Namun, kali ini aku mengunggahnya ke
sebuah dinding yang ku ramu seperti kamarku sendiri. Ku berikan stiker lucu
yang kerap menggundang mata pembaca ingin berlama-lama, ditambah dengan alunan
musik yang sengaja aku suguhkan, alunan cinta tentunya. Apalagi, beberapa
bingkai foto yang ku tata rapih dan akan berganti sesuai irama yang telah di setting, agar tidak jemu aku tambahkan
beberapa gambar lucu tentang aku dan keluargaku. Dinding itu lebih dikenal
orang dgn sebutan blogger.
Dari balik pintu, tepat di belakang aku
duduk kala itu, terdapat sepasang sepatu yang tengah menanti untuk di ajak
berlari kencang mengelilingi desa kecil ini, ya desa yang letaknya kaki
GunungJati dengan hamparan sawah hijau dan awan putih menggumpal yang nampak
suci.

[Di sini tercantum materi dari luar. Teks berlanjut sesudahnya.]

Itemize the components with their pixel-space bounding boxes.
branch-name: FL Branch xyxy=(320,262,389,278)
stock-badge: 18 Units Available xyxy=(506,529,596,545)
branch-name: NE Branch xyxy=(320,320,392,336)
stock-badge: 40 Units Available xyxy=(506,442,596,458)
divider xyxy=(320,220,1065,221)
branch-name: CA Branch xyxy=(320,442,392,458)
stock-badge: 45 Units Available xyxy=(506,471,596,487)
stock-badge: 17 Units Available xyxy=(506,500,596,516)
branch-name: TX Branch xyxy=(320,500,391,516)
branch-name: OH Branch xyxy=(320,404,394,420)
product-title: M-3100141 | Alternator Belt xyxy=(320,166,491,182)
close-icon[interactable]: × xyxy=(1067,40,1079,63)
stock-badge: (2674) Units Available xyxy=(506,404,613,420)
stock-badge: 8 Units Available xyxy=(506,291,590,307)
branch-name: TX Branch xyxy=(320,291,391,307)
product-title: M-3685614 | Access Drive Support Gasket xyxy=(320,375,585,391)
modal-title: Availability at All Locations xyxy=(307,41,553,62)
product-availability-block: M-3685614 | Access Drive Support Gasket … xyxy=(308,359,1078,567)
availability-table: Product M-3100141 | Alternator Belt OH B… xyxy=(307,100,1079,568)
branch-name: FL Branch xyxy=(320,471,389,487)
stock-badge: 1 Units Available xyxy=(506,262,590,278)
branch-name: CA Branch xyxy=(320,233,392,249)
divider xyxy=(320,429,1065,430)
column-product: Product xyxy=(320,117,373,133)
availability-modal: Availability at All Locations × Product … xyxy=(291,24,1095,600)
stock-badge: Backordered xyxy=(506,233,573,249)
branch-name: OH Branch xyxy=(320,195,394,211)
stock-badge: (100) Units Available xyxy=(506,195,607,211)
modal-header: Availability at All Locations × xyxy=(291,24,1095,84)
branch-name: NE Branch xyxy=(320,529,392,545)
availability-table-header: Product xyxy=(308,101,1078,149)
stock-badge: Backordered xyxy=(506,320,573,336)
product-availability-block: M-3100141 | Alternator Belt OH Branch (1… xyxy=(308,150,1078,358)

Aku sadar diluar sana begitu indah, tapi aku enggan untuk menghampiri,
mungkin nanti atau tidak sama sekali. Sebab, aku masih ingin lebih lama berdiam
diri merangkum semua memori dirumah ini lewat akun blogger pribadiku sebelum
akhirnya rumah ini ditempati oleh orang yang tak ku kenali. Ah, Rumah ini
laksana surga yang tak berpenghuni yang menyisahkan berjuta memori. Sebelum
akhirnya, nenek, ayah, dan kakek ku menghadap sang Illahi.